The biological significance of the mobility measurements below rests upon having levels of the transfected proteins that are similar to the levels of endogenous tPA and NPY. Endogenous and transfected tPA and NPY were quantified by immunocytochemistry using antibodies (same antibodies as in Fig. 1), which recognized both the endogenous and transfected forms of the proteins (Fig. S1). The intensities of 1000–3000 puncta were measured for each group, and the intensity distributions plotted as relative frequency histograms. For both tPA and NPY, the levels of the protein in transfected cells was less than twice the levels in cells expressing endogenous proteins alone. The median fluorescence intensity/punctum for endogenous tPA was 18,955 compared to 31,877 for cells with tPA-cer, a 1.68-fold increase. The median intensity for endogenous NPY was 35,153 versus 57,284 for cells expressing NPY-cherry, a 1.63-fold increase. Of importance, there was substantial overlap in the individual granule intensities in the endogenous and transfected populations. Eighty-four percent of puncta containing tPA-cer fell between 6000 and 63,000 intensity, an interval containing the well-defined peak of endogenous tPA. Similarly, 94% of puncta containing NPY-cherry were between 15,000 and 135,000 intensity, an interval containing the peak of endogenous NPY. These data indicate that the lumenal diffusion measurements that follow were obtained from granules containing similar total amounts of tPA or NPY as are found in cells expressing only the endogenous proteins.

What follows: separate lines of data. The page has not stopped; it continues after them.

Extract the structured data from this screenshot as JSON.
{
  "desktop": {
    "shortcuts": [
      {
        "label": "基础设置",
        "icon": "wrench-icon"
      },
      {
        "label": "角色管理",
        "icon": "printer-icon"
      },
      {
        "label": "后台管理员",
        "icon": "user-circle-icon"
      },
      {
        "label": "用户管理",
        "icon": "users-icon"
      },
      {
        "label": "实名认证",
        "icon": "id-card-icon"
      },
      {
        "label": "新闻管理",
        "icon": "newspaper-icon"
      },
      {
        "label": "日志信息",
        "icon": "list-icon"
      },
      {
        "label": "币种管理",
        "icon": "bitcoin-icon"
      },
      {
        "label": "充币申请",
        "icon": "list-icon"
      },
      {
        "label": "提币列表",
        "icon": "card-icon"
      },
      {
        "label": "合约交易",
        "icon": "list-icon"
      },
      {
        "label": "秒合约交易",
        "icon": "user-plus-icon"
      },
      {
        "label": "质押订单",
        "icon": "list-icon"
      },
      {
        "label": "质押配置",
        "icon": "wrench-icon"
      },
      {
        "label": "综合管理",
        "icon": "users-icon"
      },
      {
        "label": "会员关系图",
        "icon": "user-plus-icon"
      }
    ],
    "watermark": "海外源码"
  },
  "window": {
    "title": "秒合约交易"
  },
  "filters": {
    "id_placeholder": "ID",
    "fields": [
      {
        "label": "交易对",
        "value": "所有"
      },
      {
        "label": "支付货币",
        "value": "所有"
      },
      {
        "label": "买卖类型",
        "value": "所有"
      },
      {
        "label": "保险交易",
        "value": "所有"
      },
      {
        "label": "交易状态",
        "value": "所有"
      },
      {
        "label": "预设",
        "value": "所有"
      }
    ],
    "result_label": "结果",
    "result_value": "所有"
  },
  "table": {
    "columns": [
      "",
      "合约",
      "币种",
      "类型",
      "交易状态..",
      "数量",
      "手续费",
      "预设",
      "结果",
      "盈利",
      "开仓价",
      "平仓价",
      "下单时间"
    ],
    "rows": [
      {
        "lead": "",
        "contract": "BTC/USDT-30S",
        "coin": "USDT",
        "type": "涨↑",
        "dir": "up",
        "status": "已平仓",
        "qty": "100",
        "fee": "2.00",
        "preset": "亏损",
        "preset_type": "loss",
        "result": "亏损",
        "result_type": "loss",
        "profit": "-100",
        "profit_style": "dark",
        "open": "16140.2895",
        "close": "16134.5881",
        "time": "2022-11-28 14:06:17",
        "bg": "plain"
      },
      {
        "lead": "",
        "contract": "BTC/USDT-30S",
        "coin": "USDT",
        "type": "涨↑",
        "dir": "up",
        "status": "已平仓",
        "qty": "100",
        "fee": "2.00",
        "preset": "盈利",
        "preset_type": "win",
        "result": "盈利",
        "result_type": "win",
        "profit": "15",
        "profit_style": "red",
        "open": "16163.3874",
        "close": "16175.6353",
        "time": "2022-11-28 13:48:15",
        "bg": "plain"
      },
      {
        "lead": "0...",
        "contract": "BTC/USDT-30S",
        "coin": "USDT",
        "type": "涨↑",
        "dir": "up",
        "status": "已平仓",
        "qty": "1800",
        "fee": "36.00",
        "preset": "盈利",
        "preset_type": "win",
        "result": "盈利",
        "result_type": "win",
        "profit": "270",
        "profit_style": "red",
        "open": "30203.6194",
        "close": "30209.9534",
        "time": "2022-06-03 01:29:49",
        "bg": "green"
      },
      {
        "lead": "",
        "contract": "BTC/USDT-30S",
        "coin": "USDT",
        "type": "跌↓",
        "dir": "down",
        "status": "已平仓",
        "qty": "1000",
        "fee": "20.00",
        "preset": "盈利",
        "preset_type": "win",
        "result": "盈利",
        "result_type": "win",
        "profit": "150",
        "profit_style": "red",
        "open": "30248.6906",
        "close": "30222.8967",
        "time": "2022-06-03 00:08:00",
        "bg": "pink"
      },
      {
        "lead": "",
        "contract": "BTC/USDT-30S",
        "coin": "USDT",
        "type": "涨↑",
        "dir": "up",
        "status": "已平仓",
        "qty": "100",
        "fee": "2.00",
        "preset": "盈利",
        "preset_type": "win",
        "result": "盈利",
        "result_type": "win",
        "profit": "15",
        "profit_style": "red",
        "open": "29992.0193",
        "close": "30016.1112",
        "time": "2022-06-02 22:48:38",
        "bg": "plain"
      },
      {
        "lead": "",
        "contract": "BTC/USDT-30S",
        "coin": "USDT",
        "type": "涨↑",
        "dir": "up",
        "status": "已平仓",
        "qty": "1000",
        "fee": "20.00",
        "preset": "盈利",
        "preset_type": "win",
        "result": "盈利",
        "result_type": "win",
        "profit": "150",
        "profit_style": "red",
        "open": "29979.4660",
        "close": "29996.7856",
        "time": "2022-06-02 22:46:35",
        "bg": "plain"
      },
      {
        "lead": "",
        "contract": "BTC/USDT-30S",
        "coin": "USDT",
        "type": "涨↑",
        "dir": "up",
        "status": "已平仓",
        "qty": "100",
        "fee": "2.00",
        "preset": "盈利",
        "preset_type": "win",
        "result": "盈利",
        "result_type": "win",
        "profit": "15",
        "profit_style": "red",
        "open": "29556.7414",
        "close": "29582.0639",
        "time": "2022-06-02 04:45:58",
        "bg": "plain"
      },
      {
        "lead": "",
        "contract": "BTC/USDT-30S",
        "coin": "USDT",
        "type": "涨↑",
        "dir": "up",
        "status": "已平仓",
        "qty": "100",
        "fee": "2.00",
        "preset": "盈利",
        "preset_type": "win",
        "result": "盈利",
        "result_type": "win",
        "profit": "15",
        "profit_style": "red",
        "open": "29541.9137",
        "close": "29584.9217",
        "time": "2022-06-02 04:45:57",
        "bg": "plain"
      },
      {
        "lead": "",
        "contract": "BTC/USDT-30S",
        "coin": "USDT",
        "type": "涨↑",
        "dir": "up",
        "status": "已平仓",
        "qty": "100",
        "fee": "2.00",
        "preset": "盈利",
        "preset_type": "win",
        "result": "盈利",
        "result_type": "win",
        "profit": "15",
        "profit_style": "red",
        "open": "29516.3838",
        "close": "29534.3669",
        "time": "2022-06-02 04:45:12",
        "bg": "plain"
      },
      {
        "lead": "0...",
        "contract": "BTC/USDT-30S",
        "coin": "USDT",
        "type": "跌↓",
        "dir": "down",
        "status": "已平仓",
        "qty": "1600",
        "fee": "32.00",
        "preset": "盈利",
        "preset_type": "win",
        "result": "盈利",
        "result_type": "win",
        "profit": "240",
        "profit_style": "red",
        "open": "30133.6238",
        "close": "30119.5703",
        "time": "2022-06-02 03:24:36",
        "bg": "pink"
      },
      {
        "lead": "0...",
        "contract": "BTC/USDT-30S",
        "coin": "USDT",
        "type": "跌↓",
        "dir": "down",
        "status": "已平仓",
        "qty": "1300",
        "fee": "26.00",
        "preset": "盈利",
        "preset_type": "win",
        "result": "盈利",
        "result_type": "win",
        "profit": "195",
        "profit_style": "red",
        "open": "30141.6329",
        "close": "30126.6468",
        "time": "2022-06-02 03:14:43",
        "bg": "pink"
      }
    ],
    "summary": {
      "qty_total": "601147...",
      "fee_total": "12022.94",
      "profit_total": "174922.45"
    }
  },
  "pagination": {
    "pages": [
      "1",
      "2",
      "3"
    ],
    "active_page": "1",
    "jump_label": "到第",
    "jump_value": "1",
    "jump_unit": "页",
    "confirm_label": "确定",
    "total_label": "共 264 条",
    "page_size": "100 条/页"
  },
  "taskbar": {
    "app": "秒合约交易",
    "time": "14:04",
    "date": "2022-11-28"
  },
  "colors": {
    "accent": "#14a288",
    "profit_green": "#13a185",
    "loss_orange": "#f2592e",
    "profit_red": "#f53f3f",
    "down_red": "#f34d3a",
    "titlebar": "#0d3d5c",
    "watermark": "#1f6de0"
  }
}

TIR/EPI bleaching fraction experiments

The principle underlying the TIR-FRAP method is that the characteristic decay distance of the exponentially decaying evanescent field of TIR (decay distance of ∼64 nm in the following experiments) is much less than the diameter of the secretory (chromaffin) granule (300 nm diameter). Thus, a bright flash preferentially bleaches the portion of the granule nearest to the glass interface. The gradient of unbleached fluorophores relaxes over time as the (possibly) mobile fluorophores redistribute by diffusion (Fig. 2 A). By probing with a much dimmer TIR excitation (produced by the same laser), the recovery rate of the fluorescence F(t) from a low value immediately postbleach can be determined. The faster the recovery, the greater the diffusion coefficient. Unlike standard spot FRAP or open-volume TIR-FRAP, the recovery is never 100% because the spherical volume inside the granule is closed.

We compared the two lumenal proteins that are normally expressed in chromaffin cells, NPY and tPA, each fused to cerulean. Quantitative analysis of the recovery curve versus time is discussed later. Even without analyzing a recovery, we gained information just from the bleaching fraction—the amount of lost fluorescence F(−)-F(0) compared to the prebleach fluorescence F(−), where F(0) is intensity immediately following bleach. Our initial data confirm that TIR bleaching in a granule is indeed localized to the bottom of the granule. We compared two kinds of probe illumination after a TIR bleach: a), a TIR evanescent field probe that excites the region just bleached; and b), an EPI illumination probe that excites uniformly the granule bottom to top in both bleached and relatively unbleached regions. If the TIR bleach is spatially selective, the TIR probe should then report a greater relative bleaching than the EPI probe, because TIR preferentially probes the very region that was TIR bleached. In principle, the evanescent field in our setup should be 100× brighter at the bottom of the 300 nm diameter granule than at the top, but in practice scattering reduces this ratio (29).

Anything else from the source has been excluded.